Un nuovo senso alla frontiera nell’installazione di Osgnach a Tribil Superiore

“Non dobbiamo dimenticare quello che è stata la frontiera in passato. Guardando come la natura opera, si deve far diventare la frontiera positiva. Come luogo di pacifico confronto, scambio, conoscenza, evoluzione, creazione di realtà nuove. Il passato ci insegna a fare un nuovo migliore”.
Con questa nota Gianni Osgnach ha accompagnato l’inaugurazione della sua installazione permanente collocata a Klopce, poche decine di metri sopra Tribil Superiore, dove si tenevano i festeggiamenti del Burnjak lo scorso 17 ottobre. L’inaugurazione è stato il momento conclusivo del festival Ikarus.
Osgnach, originario di Osgnetto (San Leonardo) dopo una vita trascorsa lontano da designer e quindi affermandosi come artista, vive ora a Gnidovizza (Stregna).
“Un’installazione permanente che racchiude tutto il significato di Ikarus”, l’ha definita Ivan Ciccone dell’Skgz, organizzazione della comunità linguistica slovena in Italia e partner del progetto del festival.
Un oggetto in acciaio con due parti che si confrontano con i piani diversamente inclinati, schiacciati sul lato più lungo fino ad essere corrugati e posizionati in modo da avere le due parti schiacciate vicine, che quasi si compenetrano.

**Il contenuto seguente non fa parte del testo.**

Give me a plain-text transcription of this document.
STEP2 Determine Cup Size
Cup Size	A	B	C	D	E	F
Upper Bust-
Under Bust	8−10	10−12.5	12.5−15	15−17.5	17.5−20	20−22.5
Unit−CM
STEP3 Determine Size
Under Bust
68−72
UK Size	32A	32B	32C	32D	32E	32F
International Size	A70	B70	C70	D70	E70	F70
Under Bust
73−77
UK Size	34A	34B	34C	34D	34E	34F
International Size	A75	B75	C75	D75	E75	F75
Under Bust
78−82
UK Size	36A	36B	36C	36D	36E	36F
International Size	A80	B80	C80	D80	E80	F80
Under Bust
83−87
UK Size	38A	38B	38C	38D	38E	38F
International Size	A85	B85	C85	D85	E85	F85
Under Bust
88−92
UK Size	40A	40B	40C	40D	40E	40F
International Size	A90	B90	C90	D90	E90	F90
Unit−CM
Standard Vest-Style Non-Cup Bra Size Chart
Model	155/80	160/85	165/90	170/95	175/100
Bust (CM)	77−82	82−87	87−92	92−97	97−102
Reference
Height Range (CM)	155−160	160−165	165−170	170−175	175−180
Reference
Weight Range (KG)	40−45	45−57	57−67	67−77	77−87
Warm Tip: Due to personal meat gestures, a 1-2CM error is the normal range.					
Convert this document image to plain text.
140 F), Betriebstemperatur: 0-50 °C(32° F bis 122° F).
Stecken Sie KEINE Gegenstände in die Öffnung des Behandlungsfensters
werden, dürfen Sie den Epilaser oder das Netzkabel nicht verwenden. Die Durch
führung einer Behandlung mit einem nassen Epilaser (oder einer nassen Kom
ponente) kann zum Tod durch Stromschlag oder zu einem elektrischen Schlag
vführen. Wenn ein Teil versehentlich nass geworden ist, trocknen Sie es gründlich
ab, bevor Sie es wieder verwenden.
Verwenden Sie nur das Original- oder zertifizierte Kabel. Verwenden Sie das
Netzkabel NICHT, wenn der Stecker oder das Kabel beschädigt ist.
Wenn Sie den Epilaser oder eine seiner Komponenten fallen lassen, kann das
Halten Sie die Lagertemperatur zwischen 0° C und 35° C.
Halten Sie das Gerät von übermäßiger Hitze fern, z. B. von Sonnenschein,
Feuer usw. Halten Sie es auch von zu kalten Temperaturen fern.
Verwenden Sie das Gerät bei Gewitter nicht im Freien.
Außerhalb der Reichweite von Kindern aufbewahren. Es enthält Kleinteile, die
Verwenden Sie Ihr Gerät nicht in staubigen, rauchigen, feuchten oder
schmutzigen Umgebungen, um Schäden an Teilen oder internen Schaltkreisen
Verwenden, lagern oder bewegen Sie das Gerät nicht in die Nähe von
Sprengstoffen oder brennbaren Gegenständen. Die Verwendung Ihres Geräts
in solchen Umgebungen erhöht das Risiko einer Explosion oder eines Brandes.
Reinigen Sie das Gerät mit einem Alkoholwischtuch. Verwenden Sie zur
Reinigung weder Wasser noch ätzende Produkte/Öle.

“Può essere la rappresentazione della frontiera”, scrive Osgnach. La frontiera che oggi è la Green Belt, una fascia verde che percorre i territori un tempo a ridosso della cortina di ferro e che è stata proprio il filo conduttore del festival. L’elemento della natura, rappresentato nell’installazione di Osgnach da quattro travi di castagno che in parte si affiancano incontrandosi, diventa determinante per la fruizione stessa dell’installazione. Klopce è un piccolo rilievo, contornato dai resti delle trincee della Grande Guerra ancora ben visibili in cui l’erba ricopre le cicatrici di quel conflitto. In un paesaggio tutto intorno che spazia dalle Prealpi Giulie al mare.
“Purtroppo queste valli – ha affermato Ciccone – sono state teatro di grandi conflitti. Oggi sono invece confronti culturali. Proprio qui il clima meditterraneo si incontra con il clima continentale dando forma a una commistione unica”.
Proprio la valorizzazione della cultura, della storia e del paesaggio di questa parte della fascia confinaria è stato uno degli obiettivi – raggiunti – da Ikarus che, sempre con le parole di Ciccone, “è stato ideato per promuovere le specificità del territorio, le tradizioni, le attività produttive, le professionalità e le bellezze naturali. Un lavoro di squadra, coordinato dal Comune di Stregna, che ha coinvolto oltre 50 partner e patrocini tra Comuni, organizzazioni no profit, imprese, associazioni e aziende agricole. Ikarus è un’iniziativa multiculturale che spazia tra arte e natura, tradizione e storia. È plurilingue, esattamente come la terra che racconta: tutti i materiali di Ikarus, infatti, sono stati tradotti nelle tre lingue della Green Belt, italiano sloveno e friulano.”